Color Theory Influences Design
Filed under: Gaming & Technology
December 6, 2014
Color is at the base of all design and color theory teaches designers in all fields how to use the medium to their advantage. “Color theory really is an expansive, as well as fascinating, realm to explore,” says Austin Pittman, an instructor at The Art Institute of Indianapolis. Pittman teaches a variety of courses, which includes Color Theory. It all starts with the color wheel, a color circle based on the three primary colors – red, yellow, and blue. Isaac Newton developed the first color circle in 1666, a reminder that color theory has a long history.
History of color theory
“Color theory is something that has evolved over 30,000 years of time,” says Jill Morton, a color psychologist and branding expert color consultant. “It’s not something that people just came up with. Our ancestors drew images on the inside of caves and that began our visual language. With color theory, we go way back in time.”
Kelly Berg, interior designer and color expert, also stresses that color theory is by no means a new invention. She says that the great thinkers like Leonardo da Vinci and Aristotle, developed color systems.
“Humans have been creating organizational systems for color since the beginning of time,” she adds. “And each one of these color systems is in essence a representation of its creator's own theories. I think it's interesting how we've somehow created one or two standardized systems, when there are so many other ways of thinking about color.”
Psychology of color theory
Also evident when it comes to color is that it is a crucial component of design and creates an emotional response by the people viewing it.
“Everything designed - by human or nature - has a color and every color creates an emotional response,” Berg says. “Humans feel and experience color on a very deep psychological level. Sometimes we are conscious of our responses, sometimes we are not. Either way, color profoundly affects our experiences in this world on a minute to minute basis.”
While she says there is no universal meaning for any color, Morton says the psychological component to humans’ response to color can be subliminal. For example, because red is the color of fire and blood, it can signify danger. So a red stop sign triggers the appropriate response in people.
“If the sign was pale blue, you would have a conflict,” Morton says.
However, she adds personal preference plays a huge role in color selection. But that can be a mistake when designing for projects and clients.
“One of the biggest mistakes people make is they let personal preference determine the colors,” Morton says. “That’s okay in painting or sculpture because that is self expression. But when you’re in the design field where you’re designing for other people, you can’t let personal preference get in the way.”
She cites as an example the CEO of a bank choosing his favorite color, purple, as the predominant color choice for a new logo. But if the bank is trying to attract customers from the Baby Boom generation, purple may not be the best choice because Morton says it tends to signify spirituality to that generation.
Design and color theory
It also depends on the type of design. While color theory plays a huge role in all types of design, the process of choosing colors is different when designing a room versus designing product packaging.
“Color is absolutely more important in some design fields than others,” Pittman says. “I believe that a good understanding will assist an artist in all fields of design, but depending on the role that color plays within that field, it can be the end all be all.”

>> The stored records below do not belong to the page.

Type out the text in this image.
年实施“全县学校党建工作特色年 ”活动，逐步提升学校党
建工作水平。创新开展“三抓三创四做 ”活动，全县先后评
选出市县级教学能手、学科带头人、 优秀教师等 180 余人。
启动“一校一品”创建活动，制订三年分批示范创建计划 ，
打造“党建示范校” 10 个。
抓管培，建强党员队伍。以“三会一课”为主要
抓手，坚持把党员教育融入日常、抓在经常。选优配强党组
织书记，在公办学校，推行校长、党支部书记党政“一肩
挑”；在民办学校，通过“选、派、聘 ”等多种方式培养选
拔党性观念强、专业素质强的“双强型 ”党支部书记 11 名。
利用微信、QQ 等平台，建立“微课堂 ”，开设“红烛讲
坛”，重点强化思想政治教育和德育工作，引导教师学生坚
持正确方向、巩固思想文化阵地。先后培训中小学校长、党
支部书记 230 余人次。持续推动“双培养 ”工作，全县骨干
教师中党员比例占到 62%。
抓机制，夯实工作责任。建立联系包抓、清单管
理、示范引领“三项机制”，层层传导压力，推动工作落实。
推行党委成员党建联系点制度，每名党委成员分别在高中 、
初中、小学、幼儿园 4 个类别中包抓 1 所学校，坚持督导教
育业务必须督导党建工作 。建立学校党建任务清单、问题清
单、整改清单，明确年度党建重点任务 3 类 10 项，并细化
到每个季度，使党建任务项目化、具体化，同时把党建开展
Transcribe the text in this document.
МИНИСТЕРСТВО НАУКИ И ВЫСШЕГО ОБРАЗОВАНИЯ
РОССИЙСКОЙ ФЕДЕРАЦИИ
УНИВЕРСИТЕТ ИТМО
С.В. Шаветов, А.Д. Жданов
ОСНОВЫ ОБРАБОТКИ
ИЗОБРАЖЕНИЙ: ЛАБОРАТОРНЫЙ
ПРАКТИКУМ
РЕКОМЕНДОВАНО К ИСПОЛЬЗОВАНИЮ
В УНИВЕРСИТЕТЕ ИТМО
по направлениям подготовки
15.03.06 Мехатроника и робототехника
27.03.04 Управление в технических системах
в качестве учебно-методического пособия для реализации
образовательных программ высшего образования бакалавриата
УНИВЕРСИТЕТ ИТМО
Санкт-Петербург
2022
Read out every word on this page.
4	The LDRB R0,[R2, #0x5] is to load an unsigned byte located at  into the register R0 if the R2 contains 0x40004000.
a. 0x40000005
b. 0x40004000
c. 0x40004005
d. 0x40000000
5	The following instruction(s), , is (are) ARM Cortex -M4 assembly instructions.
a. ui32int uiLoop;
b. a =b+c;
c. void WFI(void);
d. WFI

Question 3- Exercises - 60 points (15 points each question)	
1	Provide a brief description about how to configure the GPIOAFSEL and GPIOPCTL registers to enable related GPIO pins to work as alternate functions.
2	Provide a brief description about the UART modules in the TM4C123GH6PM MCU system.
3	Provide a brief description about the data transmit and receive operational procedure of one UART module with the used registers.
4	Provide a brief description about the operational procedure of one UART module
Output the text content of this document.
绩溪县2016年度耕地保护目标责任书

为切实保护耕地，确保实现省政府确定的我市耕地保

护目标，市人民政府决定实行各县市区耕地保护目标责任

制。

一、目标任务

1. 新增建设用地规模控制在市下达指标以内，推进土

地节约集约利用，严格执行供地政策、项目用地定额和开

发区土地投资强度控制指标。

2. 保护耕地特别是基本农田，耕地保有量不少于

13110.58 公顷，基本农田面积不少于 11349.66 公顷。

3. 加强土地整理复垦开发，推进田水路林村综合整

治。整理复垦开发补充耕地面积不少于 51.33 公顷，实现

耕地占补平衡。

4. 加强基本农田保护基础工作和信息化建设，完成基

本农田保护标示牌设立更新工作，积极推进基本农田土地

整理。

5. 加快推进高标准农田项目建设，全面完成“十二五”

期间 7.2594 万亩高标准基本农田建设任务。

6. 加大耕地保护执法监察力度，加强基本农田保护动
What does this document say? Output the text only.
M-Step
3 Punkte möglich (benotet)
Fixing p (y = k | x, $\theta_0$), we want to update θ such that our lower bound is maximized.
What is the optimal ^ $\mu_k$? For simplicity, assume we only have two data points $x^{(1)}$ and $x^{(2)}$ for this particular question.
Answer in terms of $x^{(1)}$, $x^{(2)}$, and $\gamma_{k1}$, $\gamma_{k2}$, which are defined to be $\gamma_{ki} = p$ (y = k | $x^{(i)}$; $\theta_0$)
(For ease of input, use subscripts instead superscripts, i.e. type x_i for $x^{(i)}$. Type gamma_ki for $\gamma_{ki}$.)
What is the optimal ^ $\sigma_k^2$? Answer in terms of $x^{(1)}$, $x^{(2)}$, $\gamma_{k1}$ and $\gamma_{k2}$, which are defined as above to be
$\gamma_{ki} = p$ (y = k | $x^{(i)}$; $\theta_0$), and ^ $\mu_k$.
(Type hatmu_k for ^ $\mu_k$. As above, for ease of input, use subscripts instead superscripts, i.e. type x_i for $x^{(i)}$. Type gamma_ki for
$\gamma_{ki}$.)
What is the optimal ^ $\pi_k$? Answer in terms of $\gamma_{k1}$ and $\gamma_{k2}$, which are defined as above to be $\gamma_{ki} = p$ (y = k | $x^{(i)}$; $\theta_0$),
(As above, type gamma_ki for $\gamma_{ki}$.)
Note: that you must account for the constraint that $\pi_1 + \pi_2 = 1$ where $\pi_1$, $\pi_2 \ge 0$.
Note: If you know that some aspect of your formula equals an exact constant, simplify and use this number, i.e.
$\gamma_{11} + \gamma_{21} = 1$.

But no matter what type of design process, the right or wrong color can make or break the project.
“Color is important in any design role,” Berg says, adding that in packaging, color can mean the difference between a successful product launch or a complete bomb. “Imagine orange juice in a blue carton... it’s probably not going to be too successful.”
She says that for interior design, she believes color is the most important component.
“Nothing can bring together a space better than color,” Berg says. “Using the wrong colors in either a residential or commercial project can have very negative consequences...so it's important to be thoughtful and thorough when designing these spaces.”
The biggest misconception about color theory, Morton says, is the perception that those outside of the industry can have about it.
“People who aren’t in design and art think color theory is a bunch of fluffy stuff and don’t take it seriously,” she says. “They don’t understand it’s a soft science. It’s based on 30,000 years of art history. Today we see more images in one day than our ancestors who lived in the middle ages saw in a lifetime. We’re constantly bombarded with what we see on the web, on television, and in ads. We have to have some type of logic behind that or it would be all chaotic.”